When we have dined out, the two meals have been enjoyable. One of my favorite sushi restaurants in the country is Flying Sumo in Park City. We hit that on the second night and the Tokyo Nacho appetizer— spicy tuna, wasabi mayo, cilantro, and flying fish eggs on a fried gyoza chip with a side of guacamole— is still as good as I remember.
A men’s outing wouldn’t be complete without a grilled steak, and so we did that, and the boy devoured a char-grilled slab of beef that would put a lumberjack in a coma.
As usual, my favorite meals have been breakfasts. The two of us, with the entire day ahead, spend time talking of what we will do that day. We also talk about the future and the past.
The best-tasting meals have been at lunch. There is something about being active outdoors that makes the simplest of foods taste better. It’s true, a peanut butter and jelly sandwich eaten on a fishing boat in the middle of the Gulf of Mexico at high noon after a morning of fishing can sometimes taste like a $100.00 fine-dining meal. A bowl of chili on top of a snow-covered mountain after a morning of snow skiing can taste as good as the best mushroom bisque in the finest bistro in Lyon— especially if it’s eaten on a father-son outing.

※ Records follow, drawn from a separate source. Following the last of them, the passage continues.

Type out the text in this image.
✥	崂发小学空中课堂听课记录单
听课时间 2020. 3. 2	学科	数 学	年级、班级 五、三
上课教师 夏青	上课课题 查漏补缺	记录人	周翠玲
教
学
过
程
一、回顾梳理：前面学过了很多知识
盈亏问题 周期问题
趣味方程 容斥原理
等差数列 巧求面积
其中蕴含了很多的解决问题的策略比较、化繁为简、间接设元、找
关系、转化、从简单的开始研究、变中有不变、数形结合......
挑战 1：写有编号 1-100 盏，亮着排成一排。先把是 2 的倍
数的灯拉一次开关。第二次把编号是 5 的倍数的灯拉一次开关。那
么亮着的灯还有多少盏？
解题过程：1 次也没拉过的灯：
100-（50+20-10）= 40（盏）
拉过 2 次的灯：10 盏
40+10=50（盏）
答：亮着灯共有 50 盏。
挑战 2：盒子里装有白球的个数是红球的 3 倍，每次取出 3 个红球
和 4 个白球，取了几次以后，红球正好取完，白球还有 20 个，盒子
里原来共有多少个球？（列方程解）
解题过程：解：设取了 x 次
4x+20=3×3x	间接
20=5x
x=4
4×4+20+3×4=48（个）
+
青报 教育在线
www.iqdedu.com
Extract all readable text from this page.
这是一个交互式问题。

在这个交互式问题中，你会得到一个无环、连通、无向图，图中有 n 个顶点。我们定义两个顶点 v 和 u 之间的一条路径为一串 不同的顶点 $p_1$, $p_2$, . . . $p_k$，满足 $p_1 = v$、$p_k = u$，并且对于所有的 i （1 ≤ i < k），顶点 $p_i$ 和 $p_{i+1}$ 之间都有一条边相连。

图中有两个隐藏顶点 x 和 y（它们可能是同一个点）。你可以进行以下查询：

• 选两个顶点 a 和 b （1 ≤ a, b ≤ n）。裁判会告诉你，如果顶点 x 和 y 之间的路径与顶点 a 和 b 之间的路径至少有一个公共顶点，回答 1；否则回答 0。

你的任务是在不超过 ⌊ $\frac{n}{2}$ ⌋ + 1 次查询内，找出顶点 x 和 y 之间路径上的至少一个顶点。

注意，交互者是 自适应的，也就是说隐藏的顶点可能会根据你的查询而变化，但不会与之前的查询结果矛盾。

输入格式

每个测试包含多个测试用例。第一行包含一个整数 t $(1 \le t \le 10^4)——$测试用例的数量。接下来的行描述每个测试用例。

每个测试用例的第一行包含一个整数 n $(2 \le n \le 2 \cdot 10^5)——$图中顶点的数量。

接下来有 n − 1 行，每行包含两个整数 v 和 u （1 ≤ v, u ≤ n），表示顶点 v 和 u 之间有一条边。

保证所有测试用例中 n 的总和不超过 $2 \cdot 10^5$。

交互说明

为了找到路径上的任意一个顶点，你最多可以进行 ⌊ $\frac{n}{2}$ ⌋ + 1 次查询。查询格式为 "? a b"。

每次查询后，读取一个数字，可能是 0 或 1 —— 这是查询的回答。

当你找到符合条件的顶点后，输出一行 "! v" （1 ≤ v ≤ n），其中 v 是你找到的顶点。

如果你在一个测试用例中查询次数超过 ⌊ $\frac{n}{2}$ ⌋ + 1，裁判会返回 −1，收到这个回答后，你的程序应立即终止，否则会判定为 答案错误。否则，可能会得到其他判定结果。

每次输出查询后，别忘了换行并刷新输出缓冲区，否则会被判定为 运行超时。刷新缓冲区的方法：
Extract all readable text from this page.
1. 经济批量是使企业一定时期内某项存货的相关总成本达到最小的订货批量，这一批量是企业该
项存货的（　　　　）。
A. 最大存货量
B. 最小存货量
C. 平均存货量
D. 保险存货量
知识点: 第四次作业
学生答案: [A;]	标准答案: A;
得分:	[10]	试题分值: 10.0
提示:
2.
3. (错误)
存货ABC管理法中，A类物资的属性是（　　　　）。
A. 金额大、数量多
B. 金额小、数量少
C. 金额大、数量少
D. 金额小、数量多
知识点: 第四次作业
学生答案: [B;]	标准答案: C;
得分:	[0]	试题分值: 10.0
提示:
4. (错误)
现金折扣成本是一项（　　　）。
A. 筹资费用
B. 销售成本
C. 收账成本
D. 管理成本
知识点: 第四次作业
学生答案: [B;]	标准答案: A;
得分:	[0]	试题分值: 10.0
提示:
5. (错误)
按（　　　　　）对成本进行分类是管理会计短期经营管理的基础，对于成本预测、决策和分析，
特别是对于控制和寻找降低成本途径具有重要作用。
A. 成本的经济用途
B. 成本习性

Sometimes the “best laid plans” work out for the best.
Duck Confit Nachos
2 tablespoons Clarified Butter
1/2 cup yellow onion, minced
1/4 cup red peppers, finely diced
1/4 cup green peppers, finely diced
2 tablespoons garlic, minced
2 teaspoons Creole Seasoning
1 cup duck confit, small dice
1 1/2 cups pepper jack cheese, finely grated
1 large sweet potato, thinly sliced into potato-chip style slices
cottonseed oil for frying
1/4 cup fresh chives, chopped
In a medium skillet, heat the clarified butter over medium heat. Add onions and peppers and sauté until soft. Add the garlic and Creole Seasoning. Cook for an additional 2 minutes. Remove skillet from the heat. Transfer mix into mixing bowl and refrigerate until cool. Once the mixture is cool, add the duck confit and cheese and mix it thoroughly. This step may be done a day in advance.
Peel sweet potato and slice into very thin slices (like potato chips). Heat 3/4-inch cottonseed oil to 340 degrees in a heavy skillet. Drop several chips at a time and fry until crispy and bright orange. Don’t fry too many at a time; you will need to be able to pull them out quickly. This step may be done 30 minutes to an hour ahead of serving time. Drain chips on paper towels to remove excess oil.
Preheat oven to 400 degrees and arrange chips on a baking sheet. Top with one heaping tablespoon of the duck mixture and place in the oven. Bake until cheese is melted and mixture is warm. Garnish with fresh chopped chives.
1/2 pound duck leg meat, cut into medium to large strips
1 1/2 cup bacon fat
1 tablespoon kosher salt
1 tablespoon fresh ground black pepper
1 sprig fresh thyme
1 bay leaf
1 clove garlic, smashed
Place a cooling rack on baking sheet. Generously season the duck with the salt and black pepper. Place the duck on the cooling rack and refrigerate for 4–6 hours. Preheat the oven to 225 degrees. In a small ovenproof baking dish, melt the bacon fat. Place the duck meat in the warm, but not hot, bacon fat, making sure it is completely submerged. Add the thyme, bay leaf, and garlic and cover. Place in the 225 degree oven. Cook for 2 1/2 hours. Remove from oven and allow the meat to cool down for 20 minutes while still in bacon fat. Remove from bacon fat and it is now ready for the duck confit nacho recipe. This step be done in advance. Hold the cooked duck (refrigerated) in the bacon fat. It must be completely covered in the fat to hold. If it is not held in the fat, this step may be done 3–4 days in advance.